Dari sisi pasokan, pasar juga sempat mencermati gangguan produksi akibat kerusakan komponen pada dua pipa minyak di sejumlah anjungan lepas pantai Teluk Meksiko. Namun, pada Jumat malam, 12 Agustus 2022, kedua pipa tersebut dilaporkan berhasil diperbaiki dan produksi yang sempat terhenti kembali beroperasi.

Di sisi lain, Saudi Aramco mengisyaratkan kemungkinan peningkatan produksi yang turut memunculkan kekhawatiran baru terhadap pergerakan harga minyak global. CEO Saudi Aramco Amin H. Nasser menyatakan optimisme bahwa permintaan minyak akan terus tumbuh sepanjang sisa dekade ini, meski terdapat tekanan ekonomi yang menurunkan perkiraan global dalam jangka pendek.

“Saudi Aramco siap memompa minyak dengan kapasitas penuh 12 juta barel per hari, jika pemerintah Saudi memintanya,” kata Nasser dalam pernyataan pada Minggu, 14 Agustus 2022.
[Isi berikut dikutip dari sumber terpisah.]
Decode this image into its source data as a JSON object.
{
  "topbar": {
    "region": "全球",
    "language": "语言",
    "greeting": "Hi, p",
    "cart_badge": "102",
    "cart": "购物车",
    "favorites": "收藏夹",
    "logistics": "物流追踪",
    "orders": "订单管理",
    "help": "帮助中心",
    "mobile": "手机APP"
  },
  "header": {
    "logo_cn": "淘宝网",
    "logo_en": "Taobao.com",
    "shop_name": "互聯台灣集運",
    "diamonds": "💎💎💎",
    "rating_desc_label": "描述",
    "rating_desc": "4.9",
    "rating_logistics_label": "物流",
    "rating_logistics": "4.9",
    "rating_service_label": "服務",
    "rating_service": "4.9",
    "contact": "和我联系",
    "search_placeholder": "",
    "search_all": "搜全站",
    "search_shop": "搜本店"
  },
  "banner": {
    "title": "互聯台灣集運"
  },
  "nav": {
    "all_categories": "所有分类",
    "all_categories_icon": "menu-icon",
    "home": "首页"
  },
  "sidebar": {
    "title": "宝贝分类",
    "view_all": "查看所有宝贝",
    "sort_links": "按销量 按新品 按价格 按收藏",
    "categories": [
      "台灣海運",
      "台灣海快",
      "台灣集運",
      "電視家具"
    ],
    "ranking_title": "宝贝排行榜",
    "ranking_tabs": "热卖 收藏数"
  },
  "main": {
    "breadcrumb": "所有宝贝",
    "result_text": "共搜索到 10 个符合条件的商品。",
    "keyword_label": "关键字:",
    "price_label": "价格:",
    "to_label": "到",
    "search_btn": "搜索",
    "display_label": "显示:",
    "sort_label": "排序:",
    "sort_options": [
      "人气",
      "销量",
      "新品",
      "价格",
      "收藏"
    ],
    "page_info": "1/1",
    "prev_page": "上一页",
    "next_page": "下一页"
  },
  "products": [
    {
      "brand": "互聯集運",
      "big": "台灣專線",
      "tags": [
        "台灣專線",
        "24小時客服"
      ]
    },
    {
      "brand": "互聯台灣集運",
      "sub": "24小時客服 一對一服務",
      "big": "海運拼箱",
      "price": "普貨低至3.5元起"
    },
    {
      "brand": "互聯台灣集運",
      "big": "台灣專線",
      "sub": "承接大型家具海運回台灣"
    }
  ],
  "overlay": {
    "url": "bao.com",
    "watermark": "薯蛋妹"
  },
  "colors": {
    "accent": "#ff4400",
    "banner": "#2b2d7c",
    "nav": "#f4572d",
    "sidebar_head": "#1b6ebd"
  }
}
Perkembangan lain datang dari Venezuela. Setelah AS memberikan kelonggaran bagi Venezuela untuk melakukan pengiriman minyak sebagai pelunasan akumulasi utang Petróleos de Venezuela, S.A. (PDVSA) kepada Eni dan Repsol, PDVSA kemudian disebut memberi dukungan terhadap harga minyak dengan menangguhkan sementara pengiriman minyak mentah ke Eropa. PDVSA juga meminta Eni Italia dan Repsol Spanyol melakukan pertukaran barang menggunakan bahan bakar sebagai imbalan untuk kargo di masa depan.

Secara teknis, harga minyak disebut berpotensi berada di area resistance terdekat pada level US$95 per barel. Jika muncul katalis negatif, harga berpeluang turun menuju support terdekat di kisaran US$85 per barel.